Ванька становится пьяницей, найдя спасение в алкоголе, который оборачивается для него средством достижения своей «экзистенции»: «От радости я пью, потому что каждый день – праздник! Вы говорите, что это прожигание жизни, но как выразить-то ещё, что делать?» (115).

Мы рассмотрели эпизоды, демонстрирующие обретение «экзистенции» посредством смерти: все герои, так или иначе, ощущают «зов бытия», определяющий логику их действий. Однако такой переход может происходить и другим способом, который также соотносится со всей системой персонажей повести. Речь идет о попытках перехода в бытие посредством животных потребностей: «И дальше они (Леля и Ринат) колотились на полу без всякой тени чего-либо человеческого – без любви, без нежности, без ласки <...> В задранной и мятой одежде, в поту и в пыли, они словно делали преступление, кого-то добивали насмерть, когда уже не нужны ни стыд, ни пощада, ни страх» (238).
Сниженный глагол «колотились» и соответствующие ему атрибуты пота и пыли делают сцену отталкивающей, что никак не может соотноситься не только с чувственной природой восприятия человеческой плоти, но и с восприятием человеческого вообще.

В сюжетном плане повести мы рассмотрели парадигму, представленную попытками персонажей преодолеть наличествующее бытие. Этот процесс отражает оппозицию Эроса и Танатоса, отдаляющих или приближающих героев к осмыслению Бытия. Парадокс состоит в том, что Отличник, умерев, оказался сильнее своих друзей, поскольку сумел преодолеть животно-телесное бытие, перейдя на иной уровень мироздания, но он остается настолько же далеким от «Дара» как реализации истины.

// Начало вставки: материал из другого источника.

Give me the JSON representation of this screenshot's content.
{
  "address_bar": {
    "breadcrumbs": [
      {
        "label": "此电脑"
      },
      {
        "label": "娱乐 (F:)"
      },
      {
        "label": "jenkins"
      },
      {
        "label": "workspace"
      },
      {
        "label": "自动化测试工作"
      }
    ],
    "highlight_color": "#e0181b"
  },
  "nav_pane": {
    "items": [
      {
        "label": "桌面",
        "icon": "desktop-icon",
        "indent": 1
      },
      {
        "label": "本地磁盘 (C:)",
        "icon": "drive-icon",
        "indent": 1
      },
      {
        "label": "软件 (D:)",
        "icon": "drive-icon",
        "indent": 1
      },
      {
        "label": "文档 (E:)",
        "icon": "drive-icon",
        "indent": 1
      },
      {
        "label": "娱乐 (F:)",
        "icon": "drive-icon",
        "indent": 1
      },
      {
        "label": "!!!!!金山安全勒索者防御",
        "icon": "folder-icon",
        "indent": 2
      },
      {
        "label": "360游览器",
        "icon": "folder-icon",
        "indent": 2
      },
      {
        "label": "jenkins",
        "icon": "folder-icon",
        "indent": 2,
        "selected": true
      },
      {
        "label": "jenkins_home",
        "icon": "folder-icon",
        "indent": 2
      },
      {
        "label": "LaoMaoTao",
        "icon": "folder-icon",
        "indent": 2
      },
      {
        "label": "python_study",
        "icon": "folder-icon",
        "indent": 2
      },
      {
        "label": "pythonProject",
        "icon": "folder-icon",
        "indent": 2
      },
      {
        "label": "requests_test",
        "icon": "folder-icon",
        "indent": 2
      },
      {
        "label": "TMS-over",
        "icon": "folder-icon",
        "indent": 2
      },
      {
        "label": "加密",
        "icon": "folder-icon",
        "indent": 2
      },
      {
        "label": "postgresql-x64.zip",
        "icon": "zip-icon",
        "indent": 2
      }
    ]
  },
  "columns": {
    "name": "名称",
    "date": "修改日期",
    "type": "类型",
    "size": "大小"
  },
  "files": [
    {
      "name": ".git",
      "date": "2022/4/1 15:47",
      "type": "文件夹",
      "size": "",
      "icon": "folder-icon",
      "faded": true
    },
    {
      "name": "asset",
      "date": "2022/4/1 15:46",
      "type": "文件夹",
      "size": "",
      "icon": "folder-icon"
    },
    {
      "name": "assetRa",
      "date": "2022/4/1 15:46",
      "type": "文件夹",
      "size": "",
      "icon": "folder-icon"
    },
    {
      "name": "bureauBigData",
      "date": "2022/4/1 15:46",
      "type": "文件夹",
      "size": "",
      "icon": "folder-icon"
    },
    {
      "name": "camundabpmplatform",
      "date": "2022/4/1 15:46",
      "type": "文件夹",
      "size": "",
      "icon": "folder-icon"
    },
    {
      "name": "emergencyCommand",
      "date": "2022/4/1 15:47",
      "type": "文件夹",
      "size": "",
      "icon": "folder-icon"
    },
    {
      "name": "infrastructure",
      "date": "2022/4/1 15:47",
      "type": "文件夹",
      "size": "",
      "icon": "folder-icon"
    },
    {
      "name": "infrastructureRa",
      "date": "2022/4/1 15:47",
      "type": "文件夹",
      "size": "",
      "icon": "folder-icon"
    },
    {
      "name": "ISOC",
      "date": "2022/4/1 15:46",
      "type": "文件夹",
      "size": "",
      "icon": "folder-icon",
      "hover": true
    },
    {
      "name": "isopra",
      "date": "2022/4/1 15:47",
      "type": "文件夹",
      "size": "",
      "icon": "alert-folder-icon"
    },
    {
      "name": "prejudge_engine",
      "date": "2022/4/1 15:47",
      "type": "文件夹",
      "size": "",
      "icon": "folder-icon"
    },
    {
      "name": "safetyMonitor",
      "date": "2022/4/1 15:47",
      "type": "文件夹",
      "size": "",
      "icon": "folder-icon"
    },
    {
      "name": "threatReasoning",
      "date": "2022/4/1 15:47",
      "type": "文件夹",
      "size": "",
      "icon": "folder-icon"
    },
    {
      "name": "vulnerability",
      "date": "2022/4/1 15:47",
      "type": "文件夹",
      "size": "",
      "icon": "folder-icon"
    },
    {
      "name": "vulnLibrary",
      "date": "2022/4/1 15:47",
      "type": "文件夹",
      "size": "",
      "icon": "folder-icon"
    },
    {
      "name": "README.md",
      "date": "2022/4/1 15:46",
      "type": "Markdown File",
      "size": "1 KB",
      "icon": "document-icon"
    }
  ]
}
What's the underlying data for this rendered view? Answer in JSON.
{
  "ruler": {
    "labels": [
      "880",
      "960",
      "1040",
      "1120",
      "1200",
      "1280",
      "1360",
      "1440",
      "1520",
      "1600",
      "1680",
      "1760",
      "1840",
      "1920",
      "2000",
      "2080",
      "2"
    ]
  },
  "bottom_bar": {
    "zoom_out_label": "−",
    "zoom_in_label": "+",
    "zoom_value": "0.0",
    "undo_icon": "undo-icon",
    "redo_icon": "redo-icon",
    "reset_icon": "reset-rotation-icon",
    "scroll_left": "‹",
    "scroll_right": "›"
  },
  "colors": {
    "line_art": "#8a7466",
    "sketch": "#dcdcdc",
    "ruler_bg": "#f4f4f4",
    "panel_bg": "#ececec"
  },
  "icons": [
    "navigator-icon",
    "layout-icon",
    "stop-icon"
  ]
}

Вместе с тем, образ Отличника «размыт», поскольку не способен противостоять существующему миропорядку, а потому – обречен на смерть. Благодаря этому философские подтексты повести приобретают онтологически напряженное звучание: «Смерть была самым правильным ответом на всё, потому что после нее человеку уже невозможно ничего возразить» и «тем мудрее будет этот ответ, чем больше накопится вопросов» (88–89).

Подведем итог. Уже в ранней повести А. Ивановым в свернутом виде намечено уникальное восприятие пространства: оно «дышит» тем, что некогда на нем произошло, пронизано памятью о жизнях, судьбах, частицами давно ушедшего горя, тоски, любви. Пространство, хранящее эту память, первично: оно обуславливает характеры героев, определяет романный конфликт. Общага выразила трагичную суть бытия, причина которой состоит в трагической неразрешимости самой жизни. Пространство общаги представляет собой, во-первых, аналог действительности, который реализует собой всю ее сложность и многоуровневость: события повести выражают собой те трагические коллизии, которые обусловили 1990-е как фазу утраты истории, а вместе с ней духовных ориентиров; во-вторых, хронотоп «общаги» является метафорой бытия: в пределах данного пространства сталкиваются не только герои, но и разные культурно-бытийные ценности и установки; в-третьих, в основании хронотопа «общаги» лежит экзистенциальный сюжет, выраженный попытками героев преодолеть катастрофу личного бытия, вступить на новый уровень существования, пересотворить собственную жизнь.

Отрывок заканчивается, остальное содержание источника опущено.